Women in university leadership are paid up to 11.4 per cent less than men in equivalent jobs, a major new study says.
Female vice-chancellors and principals earn 5.4 per cent less on average than male peers, while the pay gap rises to 10 per cent when deputy and pro vice-chancellors, registrars and chief operating officers are considered, says the joint report by employers and trade unions in higher education, published on 16 July.
The pay gap for heads of schools or departments is also significant, ranging from 5.3 per cent for centres with 51 to 100 staff to 11.4 per cent for centres with 50 or fewer staff, says the report by the New Joint Negotiating Committee for Higher Education Staff (JNCHES) Working Group on Gender Pay, which was set up as part of the 2014-15 national pay agreement for universities.

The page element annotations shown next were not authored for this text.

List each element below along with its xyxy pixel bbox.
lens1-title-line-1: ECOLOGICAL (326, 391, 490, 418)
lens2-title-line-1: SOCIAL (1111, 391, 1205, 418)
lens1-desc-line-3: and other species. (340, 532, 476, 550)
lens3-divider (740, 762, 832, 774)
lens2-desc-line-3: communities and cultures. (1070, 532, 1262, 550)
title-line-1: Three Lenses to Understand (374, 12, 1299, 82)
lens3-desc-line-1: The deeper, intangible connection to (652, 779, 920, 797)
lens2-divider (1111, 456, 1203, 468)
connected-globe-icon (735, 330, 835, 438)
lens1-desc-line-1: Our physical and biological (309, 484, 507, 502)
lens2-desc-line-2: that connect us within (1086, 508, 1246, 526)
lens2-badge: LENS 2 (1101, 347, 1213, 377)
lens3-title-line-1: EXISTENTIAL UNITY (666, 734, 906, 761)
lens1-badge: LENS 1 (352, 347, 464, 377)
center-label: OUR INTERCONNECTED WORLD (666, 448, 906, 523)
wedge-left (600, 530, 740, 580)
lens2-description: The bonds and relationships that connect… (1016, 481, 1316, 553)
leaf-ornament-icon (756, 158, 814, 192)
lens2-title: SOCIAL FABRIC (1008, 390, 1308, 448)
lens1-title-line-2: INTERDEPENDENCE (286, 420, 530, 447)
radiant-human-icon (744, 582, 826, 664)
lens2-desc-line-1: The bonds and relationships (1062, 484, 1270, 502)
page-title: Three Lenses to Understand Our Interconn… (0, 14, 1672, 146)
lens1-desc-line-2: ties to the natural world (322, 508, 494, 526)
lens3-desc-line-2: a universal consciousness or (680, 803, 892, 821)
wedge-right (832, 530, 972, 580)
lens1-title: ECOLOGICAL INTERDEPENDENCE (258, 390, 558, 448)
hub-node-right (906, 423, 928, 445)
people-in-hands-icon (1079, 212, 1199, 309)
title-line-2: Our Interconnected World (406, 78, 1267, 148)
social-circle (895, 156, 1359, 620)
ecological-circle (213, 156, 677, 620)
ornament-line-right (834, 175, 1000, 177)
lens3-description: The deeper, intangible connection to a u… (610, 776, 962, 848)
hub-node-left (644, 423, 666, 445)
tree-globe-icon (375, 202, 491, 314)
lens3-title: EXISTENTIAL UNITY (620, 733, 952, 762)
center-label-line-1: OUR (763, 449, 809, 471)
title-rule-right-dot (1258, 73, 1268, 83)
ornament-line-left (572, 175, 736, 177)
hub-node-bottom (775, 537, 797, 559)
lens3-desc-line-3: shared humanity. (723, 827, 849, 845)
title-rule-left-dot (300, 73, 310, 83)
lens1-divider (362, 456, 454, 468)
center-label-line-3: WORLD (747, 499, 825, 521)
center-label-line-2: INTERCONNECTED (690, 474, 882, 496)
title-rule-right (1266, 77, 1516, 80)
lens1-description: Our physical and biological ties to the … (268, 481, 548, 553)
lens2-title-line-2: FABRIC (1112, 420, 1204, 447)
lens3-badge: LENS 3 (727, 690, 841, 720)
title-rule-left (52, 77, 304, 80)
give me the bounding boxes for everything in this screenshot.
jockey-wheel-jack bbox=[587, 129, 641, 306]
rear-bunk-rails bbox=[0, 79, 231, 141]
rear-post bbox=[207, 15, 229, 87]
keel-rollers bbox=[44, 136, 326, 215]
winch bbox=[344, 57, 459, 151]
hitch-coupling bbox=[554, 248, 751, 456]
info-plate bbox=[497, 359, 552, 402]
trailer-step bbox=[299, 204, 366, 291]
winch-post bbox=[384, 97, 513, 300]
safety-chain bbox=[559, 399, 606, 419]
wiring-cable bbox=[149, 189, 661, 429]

At larger departments or schools with more than 100 staff, the pay gap for heads stands at 8.6 per cent, while the professorial pay gap for the whole sector is 5.1 per cent, it adds.
However, the group found that there are far fewer significant pay gaps among rank-and-file academics. There is no pay gap at lecturer or junior research assistant level and when other equivalent academic roles are compared, such as senior and principal lecturers, women earn between 1.6 per cent and 2.6 per cent less than men, it says.
The gender pay gap in professional services is generally well below 5 per cent, it adds.
Despite the persistent pay gap at the top of universities, the report says that the overall pay deficit has closed significantly since a national pay framework was introduced between 2004 and 2006, falling from 11.1 per cent in 2004-05 to 3.6 per cent in 2013-14.
The retirement of highly paid male employees and the higher number of female graduates over this period may also account for some of the shrinking of the pay gap, the report says.
The report also details how five unnamed universities have tackled the pay gap by supporting the careers of female academics. One large pre-92 university had created a £300,000 annual fund to provide extra help for academic staff returning from extended maternity or caring leave, for instance.
Nick Petford, vice-chancellor of the University of Northampton, chair of the working group, which included representatives from five trade unions, the Universities and Colleges Employers’ Association and the Equality Challenge Unit, said that there were some “striking initiatives” to close the gender pay gap and urged institutions to evaluate their effectiveness over time.